I'll be precise about where things stand, because I think founder posts that blur this are useless: the pilot is live, the technology is field-tested, and revenue is zero. No Stripe checkout yet, no paying customers. The free-tier math is exactly why that's fine. A product with near-zero fixed costs can wait for its market. A product with a monthly infrastructure bill cannot.
## Print-on-demand finishes the economics
The physical side follows the same principle: never own inventory.
The plan is Gelato's print-on-demand API for physical fulfillment, standard 2.5 by 3.5 inch cards on premium cardstock, printed and shipped per order. The pricing tiers stack from a $9.99 digital single up to a $17.99 digital-plus-physical card, a $49.99 season pass, and a $199 team bundle. A planned affiliate program would pay team coordinators and band directors a 30 percent commission through Stripe Connect, turning the people who already organize these kids into the distribution channel.
None of that is built yet. It is specified in the roadmap, and I am deliberate about the sequencing: sharing first, then storage, then commerce. But notice the shape of the whole stack, planned and built alike. Generation is pay-per-call. Hosting is free tier. Printing is per-order. Distribution is commission on sales that already happened. At no point does money leave before money arrives.

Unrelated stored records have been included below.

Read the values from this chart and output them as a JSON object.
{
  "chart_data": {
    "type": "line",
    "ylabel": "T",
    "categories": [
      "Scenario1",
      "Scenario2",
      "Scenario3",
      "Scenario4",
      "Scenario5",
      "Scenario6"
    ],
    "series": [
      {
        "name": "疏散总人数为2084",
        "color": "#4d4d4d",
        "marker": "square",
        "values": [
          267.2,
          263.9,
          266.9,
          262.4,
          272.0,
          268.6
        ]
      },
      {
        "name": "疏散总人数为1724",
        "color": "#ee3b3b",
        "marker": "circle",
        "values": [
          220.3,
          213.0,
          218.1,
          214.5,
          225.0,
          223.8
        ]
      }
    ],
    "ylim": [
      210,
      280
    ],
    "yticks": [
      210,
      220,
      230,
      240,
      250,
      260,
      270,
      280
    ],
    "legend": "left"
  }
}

## What the field test killed
The original plan was printing cards at the stadium during games. The field test killed it fast: no reliable electricity at the field, a season only a few months long, and parents at a Friday night game are watching their kid, not making purchase decisions.
That failure was cheap because the infrastructure was cheap. I didn't have to recoup a hardware investment or unwind contracts. I rewrote the plan around remote, digital-first delivery and kept everything that worked: the generation pipeline, the themes, the privacy model. When your fixed costs are near zero, a pivot is a document edit, not a layoff.
The market the pivot points at is real. Youth sports in the US is a $40 to $56 billion annual market, families average about $1,016 per child per year, and parents already spend $100 to $300 a year on sports photography. The same engine extends to dance, scouts, and any activity where a kid wears a uniform and a parent holds a phone.
## What to steal from this
If you're building an AI image product, here is what I'd carry over from this one:
1. **Make the generation call your only variable cost.** Static hosting plus serverless functions can carry a pilot for free. If your architecture has a second meter running, ask why.
2. **Cap renders per user from day one.** A server-side usage limit is your spend ceiling, your abuse defense, and your pricing research instrument in one mechanism.
3. **Handle the model's failure modes in the pipeline.** Image models sometimes return text. Build the fallback retry before launch, not after the first confused user.
4. **Keep the API key behind a function.** A serverless proxy costs you one file and buys you auth, limits, and key safety.
5. **Store nothing until you must.** Especially with photos of minors, zero retention is both the strongest privacy stance and the cheapest architecture. Let compliance work gate the database, not the other way around.
6. **Let free-tier economics set your tempo.** A product that costs nothing to keep alive can afford to validate slowly. That patience is a competitive position most funded competitors can't hold.
The pilot proved the pipeline with real families in one school community. The next phase is sharing, then payments. I'll write that post when there's revenue to report honestly.